Kitchen chemistry: Adding acids and alkaline salts to soap
References and Notes
(1) Kevin M. Dunn. Scientific Soapmaking. Clavicula Press. 2010. pp 227-230.
(2) The pH of a mixture of 50% soap and 50% fatty acids (or any 50:50 mixture of undissociated salt and dissociated ions) has a specific name -- the pKa value. These percentages are on a molecular basis, not a weight basis. For the fatty acids normally found in soap, however, the weight percentages are roughly the same as the molecular percentages.
(3) Soap made from an unsaturated fatty acid tends to have a slightly lower normal pH than soap made from a saturated fatty acid with the same carbon backbone. See (1) and compare the pH of soaps made from polyunsaturated linoleic or linolenic acid, monounsaturated oleic acid, and saturated stearic acid.
These four fatty acids share the same backbone of 18 carbon atoms, but the pH of soap made from each pure fatty acid is slightly different. The pH of these soaps going from the highest pH to the lowest is as follows -- stearic soap > oleic soap > linoleic soap > linolenic soap.
(4) Baranda, L, et al. Correlation between pH and irritant effect of cleansers marketed for dry skin. International Journal of Dermatology. 2002, vol 41, pg 494–499.
(5) Faith. pH Testing and Lowering the pH of Liquid Soap. Alaiyna B Bath and Body. .http://alaiynab.blogspot.com/2015/05/ph-testing-of-liquid-soap-and-lowering.html
(6) Kenna. How to pH Test Handmade Soap. Modern Soapmaking. http://www.modernsoapmaking.com/how-to-ph-test-handmade-soap/
(7) Kevin M. Dunn. Scientific Soapmaking. Clavicula Press. 2010. pp 245-249. The measurement of "ppt" in Dunn's book is his abbreviation for parts per thousand by weight.
(8) A solution of NaOH in water that is 1 ppt (part per thousand by weight) has an NaOH molar concentration of 0.45 mM (millimoles). A 0.45 mM solution of NaOH in water has a calculated pH of 10.65 based on this pH calculator -- https://www.omnicalculator.com/chemistry/ph
Here are calculated pH values for other solutions of NaOH and water --
1 ppt (0.45 mM) NaOH in water -- pH 10.65
2 ppt (0.9 mM) -- pH 10.95 -- the change in pH from 1 ppt to 2 ppt is 0.3 pH unit
3 ppt (1.35 mM) -- pH 11.13 -- pH change from 2 to 3 ppt is 0.18 pH unit
4 ppt (1.8 mM) -- pH 11.25
-- pH change from 3 to 4 ppt is 0.12 pH unit
5 ppt (2.25 mM) -- pH 11.35 -- pH change from 4 to 5 ppt is 0.1 pH unit
The total difference between slightly lye heavy (1 ppt) and very lye heavy (5 ppt) is only 0.7 pH unit. A pH test strip that is accurate to 0.5 pH unit is not sensitive enough to show differences this small.

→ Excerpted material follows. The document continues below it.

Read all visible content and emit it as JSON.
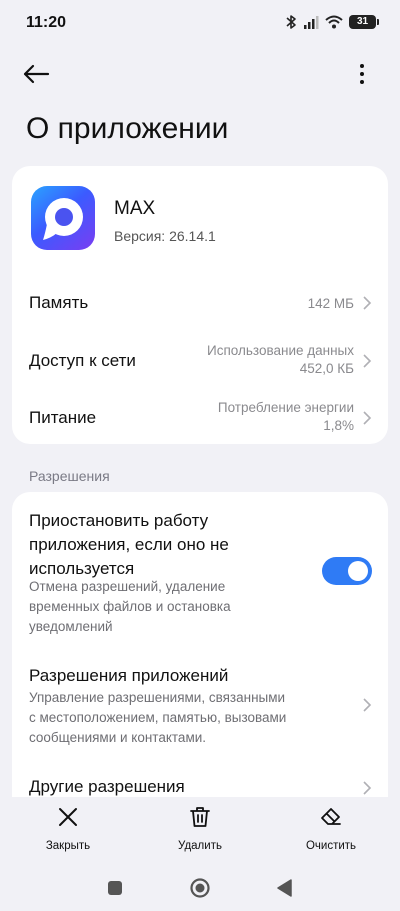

(9) Rapid pH testing products. Machery Nagel. https://www.mn-net.com/us/rapid-tests/ph-tests/
(10) There is one specific situation where the pH alone can be a useful test for lye heaviness, and that is if you make a lot of soap using the same recipe. You would need to make multiple batches of this recipe using varying amounts of superfat, including negative superfat (excess lye), test the pH and the total alkalinity (see next section below) of each batch, and correlate the changes in pH to the total alkalinity.
This correlation between pH and alkalinity would be accurate only for that recipe. If you alter the recipe, the blend of fatty acids will change, and you will have to repeat this correlation process for the new recipe.
(11) Some soap makers intentionally superfat their soap with fatty acids rather than fat. Even though an intentional fatty acid superfat does not reduce the pH by much, a soap that is superfatted with fatty acids will be somewhat milder to the skin than the same soap that is superfatted with intact fats.
To superfat with fatty acids, soap is made with a zero superfat or a slight lye excess to ensure no intact fat remains. A small measured amount of a stronger acid is added to this finished soap. Some of the soap decomposes into fatty acids in response to the added acid.
Fatty acid superfatting is best done when making soap with a hot process method rather than a cold process method.